Even without genetic engineering, a lot of what is hoped for can be accomplished by germline screening and selection. This has already started up. The who-whom factor is present here, too, though in a muted form, as you are working with variations that currently exist, not deliberately manufactured, never-before-seen variations.

Another possibility you don’t see discussed much is that human intelligence may just cease to matter. It matters now, (a) for individuals — it’s a very good predictor of your life outcome — and (b) for nations, since your population’s I.Q. profile correlates strongly with stability and success.

Suppose, however, that our clever machines were to get really clever — cleverer than us ourselves, so that there wasn’t much useful work left for us to do. Clever enough to do our manufacturing and lawyering and doctoring and legislating and administrating, leaving us to sit under palm trees strumming ukeleles while we wait for the robo-butler to bring us mint juleps. What would human I.Q. matter in a lotus-eating world like that?

Some researchers think that the high I.Q. of “Arctic” populations — East Asians, Europeans — is a consequence of a challenging lifestyle back in the paleolithic — having to hunt big game across frozen tundra in competition with other large carnivores. In places where the population just had to lounge around waiting for breadfruit to fall from trees, natural selection was not so intense. Possibly — the world-I.Q. map does bear an uncanny resemblance to your high-school climate-zones chart: frigid, temperate, tropical. (But then, why aren’t Eskimos all chess champions?

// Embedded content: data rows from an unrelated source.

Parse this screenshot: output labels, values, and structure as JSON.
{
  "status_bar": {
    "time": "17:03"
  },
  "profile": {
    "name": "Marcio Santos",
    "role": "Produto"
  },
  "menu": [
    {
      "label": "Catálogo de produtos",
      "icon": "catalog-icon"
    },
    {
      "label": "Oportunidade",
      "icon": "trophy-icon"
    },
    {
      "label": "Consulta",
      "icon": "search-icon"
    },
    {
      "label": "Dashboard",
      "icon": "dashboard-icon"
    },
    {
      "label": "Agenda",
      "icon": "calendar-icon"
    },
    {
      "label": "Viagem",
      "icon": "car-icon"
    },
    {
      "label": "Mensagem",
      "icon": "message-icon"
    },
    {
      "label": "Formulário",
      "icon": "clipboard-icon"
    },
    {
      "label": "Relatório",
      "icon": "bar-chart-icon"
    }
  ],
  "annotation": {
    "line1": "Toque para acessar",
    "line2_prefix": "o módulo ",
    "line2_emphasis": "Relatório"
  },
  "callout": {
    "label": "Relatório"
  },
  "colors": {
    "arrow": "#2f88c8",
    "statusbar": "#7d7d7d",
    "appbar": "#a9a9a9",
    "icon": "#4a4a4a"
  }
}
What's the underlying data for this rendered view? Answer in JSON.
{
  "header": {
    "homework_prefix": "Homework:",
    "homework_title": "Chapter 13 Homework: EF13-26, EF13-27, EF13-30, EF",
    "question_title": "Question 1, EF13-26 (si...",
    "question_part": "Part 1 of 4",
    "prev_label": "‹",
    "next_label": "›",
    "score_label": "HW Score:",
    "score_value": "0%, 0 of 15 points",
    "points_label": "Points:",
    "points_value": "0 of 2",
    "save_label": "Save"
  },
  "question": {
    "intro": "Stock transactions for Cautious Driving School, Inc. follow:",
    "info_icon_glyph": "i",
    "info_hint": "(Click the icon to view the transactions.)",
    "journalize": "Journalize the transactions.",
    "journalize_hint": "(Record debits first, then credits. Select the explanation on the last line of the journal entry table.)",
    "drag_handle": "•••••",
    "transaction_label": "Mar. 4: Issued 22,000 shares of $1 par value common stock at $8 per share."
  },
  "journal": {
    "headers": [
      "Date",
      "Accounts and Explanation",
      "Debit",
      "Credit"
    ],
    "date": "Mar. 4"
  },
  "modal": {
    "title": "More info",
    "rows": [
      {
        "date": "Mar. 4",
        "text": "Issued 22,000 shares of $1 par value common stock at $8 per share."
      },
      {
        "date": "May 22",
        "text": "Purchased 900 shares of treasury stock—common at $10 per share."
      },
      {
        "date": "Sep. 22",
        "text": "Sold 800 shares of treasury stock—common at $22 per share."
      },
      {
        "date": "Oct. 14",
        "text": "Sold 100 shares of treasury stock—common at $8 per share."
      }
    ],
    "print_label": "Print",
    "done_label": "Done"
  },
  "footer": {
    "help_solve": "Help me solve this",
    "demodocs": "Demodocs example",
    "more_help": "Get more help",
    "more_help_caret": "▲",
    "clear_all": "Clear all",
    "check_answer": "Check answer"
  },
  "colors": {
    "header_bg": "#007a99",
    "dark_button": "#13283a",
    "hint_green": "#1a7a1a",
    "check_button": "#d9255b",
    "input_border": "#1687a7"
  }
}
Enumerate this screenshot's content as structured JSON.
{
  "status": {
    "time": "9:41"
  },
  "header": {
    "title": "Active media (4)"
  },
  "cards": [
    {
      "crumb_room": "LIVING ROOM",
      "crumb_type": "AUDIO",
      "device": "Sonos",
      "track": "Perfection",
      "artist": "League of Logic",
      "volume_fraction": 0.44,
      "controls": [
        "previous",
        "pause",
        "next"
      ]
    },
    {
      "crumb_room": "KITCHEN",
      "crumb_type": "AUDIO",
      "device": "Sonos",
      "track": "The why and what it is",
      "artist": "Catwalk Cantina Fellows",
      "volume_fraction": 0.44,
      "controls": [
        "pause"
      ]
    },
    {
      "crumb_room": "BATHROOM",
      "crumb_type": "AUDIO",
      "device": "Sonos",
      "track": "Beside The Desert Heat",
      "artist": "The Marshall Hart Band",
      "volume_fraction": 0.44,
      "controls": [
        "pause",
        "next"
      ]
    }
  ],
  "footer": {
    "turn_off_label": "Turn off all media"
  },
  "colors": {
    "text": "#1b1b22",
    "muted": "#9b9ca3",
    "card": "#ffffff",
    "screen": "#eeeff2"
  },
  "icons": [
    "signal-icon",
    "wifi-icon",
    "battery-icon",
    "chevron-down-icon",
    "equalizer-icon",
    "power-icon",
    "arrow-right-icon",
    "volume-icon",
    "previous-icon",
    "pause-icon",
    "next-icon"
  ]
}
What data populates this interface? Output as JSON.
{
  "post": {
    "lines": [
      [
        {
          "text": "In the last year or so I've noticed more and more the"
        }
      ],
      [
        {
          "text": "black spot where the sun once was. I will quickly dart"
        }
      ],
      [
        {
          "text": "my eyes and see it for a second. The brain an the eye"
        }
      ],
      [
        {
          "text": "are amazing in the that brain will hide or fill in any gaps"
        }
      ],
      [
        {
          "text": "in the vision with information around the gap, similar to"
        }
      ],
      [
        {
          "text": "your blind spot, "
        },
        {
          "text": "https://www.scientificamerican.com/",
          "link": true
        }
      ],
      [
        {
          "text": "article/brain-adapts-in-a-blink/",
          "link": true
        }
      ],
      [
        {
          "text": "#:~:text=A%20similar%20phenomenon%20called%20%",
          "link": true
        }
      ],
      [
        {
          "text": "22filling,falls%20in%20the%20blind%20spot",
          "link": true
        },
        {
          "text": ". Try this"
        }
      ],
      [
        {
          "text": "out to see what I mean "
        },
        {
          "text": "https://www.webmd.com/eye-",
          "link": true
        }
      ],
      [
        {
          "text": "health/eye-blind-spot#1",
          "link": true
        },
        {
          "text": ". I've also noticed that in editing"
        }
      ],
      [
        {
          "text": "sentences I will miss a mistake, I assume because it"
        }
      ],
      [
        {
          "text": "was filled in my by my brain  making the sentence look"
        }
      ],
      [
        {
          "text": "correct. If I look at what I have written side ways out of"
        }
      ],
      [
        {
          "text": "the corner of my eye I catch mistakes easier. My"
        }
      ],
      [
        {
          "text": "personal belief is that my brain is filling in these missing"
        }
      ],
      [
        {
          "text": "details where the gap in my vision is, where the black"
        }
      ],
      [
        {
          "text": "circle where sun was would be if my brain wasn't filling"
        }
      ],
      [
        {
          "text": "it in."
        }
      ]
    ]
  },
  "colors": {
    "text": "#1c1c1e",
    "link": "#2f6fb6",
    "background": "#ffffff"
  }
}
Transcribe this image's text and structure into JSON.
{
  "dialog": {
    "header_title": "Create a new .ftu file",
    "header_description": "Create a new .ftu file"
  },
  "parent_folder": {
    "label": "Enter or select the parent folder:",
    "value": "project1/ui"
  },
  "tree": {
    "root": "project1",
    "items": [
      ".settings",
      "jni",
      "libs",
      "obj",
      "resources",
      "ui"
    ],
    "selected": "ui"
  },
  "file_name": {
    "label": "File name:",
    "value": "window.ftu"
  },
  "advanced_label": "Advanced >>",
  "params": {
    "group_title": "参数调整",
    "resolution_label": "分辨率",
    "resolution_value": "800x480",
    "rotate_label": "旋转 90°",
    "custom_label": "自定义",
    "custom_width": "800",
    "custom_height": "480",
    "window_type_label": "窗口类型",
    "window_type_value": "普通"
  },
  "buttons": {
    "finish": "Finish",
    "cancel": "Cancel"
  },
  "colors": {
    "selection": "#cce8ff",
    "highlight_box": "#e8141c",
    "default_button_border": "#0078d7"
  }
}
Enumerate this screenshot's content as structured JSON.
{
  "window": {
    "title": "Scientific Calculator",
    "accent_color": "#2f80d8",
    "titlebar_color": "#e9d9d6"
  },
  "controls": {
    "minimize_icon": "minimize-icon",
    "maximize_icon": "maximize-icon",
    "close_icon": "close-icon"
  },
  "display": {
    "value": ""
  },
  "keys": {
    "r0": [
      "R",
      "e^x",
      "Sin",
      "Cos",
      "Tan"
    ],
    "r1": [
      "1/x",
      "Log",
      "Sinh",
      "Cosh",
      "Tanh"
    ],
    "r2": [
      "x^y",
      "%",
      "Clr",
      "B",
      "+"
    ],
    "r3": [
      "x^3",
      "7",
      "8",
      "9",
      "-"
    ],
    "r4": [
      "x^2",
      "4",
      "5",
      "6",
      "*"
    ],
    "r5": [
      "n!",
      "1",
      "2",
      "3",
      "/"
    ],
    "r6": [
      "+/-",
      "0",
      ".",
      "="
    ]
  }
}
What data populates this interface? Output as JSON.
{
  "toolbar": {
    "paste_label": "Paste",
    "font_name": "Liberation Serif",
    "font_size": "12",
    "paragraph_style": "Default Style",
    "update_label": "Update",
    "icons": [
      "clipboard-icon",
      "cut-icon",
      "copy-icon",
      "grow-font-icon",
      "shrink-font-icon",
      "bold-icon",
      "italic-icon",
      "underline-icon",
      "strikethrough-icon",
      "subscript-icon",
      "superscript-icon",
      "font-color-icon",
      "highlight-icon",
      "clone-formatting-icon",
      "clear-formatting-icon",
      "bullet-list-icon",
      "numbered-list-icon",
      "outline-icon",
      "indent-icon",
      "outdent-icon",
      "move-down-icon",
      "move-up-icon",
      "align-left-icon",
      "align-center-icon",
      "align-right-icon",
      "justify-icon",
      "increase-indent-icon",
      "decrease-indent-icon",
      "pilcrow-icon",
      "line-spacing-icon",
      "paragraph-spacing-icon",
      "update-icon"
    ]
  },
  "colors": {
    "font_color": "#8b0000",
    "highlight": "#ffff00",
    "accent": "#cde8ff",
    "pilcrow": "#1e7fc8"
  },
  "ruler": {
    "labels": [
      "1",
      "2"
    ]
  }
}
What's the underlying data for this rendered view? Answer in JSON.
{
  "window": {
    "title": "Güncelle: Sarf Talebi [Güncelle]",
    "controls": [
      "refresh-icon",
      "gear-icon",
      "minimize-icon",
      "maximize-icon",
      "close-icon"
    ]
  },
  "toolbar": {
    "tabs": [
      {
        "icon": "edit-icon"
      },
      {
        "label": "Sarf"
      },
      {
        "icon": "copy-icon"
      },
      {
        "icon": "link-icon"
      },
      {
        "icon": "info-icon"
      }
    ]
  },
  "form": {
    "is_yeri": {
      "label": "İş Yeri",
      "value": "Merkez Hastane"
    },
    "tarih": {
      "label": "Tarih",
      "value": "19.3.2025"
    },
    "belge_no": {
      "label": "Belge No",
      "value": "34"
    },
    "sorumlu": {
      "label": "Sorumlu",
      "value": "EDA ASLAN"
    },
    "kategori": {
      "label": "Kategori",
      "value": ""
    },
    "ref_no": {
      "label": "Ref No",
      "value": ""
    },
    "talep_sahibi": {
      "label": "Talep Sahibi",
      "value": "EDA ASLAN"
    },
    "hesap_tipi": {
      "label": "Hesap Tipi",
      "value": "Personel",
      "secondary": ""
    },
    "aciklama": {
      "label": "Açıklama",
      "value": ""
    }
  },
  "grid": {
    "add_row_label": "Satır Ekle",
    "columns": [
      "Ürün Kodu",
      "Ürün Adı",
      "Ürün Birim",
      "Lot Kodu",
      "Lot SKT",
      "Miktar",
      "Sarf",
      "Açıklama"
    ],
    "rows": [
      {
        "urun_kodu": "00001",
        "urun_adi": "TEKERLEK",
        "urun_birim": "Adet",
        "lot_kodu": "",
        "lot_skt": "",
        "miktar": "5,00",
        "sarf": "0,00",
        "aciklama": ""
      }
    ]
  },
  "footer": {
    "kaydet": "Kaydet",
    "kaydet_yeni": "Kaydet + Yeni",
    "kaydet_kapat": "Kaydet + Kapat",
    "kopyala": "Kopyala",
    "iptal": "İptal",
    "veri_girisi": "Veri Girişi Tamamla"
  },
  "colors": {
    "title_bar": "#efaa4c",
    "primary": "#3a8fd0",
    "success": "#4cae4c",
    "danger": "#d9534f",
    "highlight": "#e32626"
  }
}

They’re not.)

So perhaps in a lotus-eating world I.Q. will just cease to matter, as physical strength ceased to matter when we all quit pitching hay or shoveling coal and went to work tapping keyboards in office cubes. Perhaps we’ll keep up our smarts anyway for cosmetic, mating-display purposes, as sedentary office-wallahs nowadays work out at the gym, but it won’t matter.

Yes: with some luck, and a bit of sense, and — hey! — enhanced intelligence, either human or artificial, we probably will science our way out of it. All the shrieking and pointing and jumping on chairs while clutching our skirts will likely look pretty silly to our grandkids.

A precondition for that to come about, though, is that at some point we actually stop the shrieking, pointing, and skirt-clutching, and discuss these issues calmly, like rational adults. Is that point about to arrive? I very much hope so.

John Derbyshire — Mr. Derbyshire is a former contributing editor of National Review.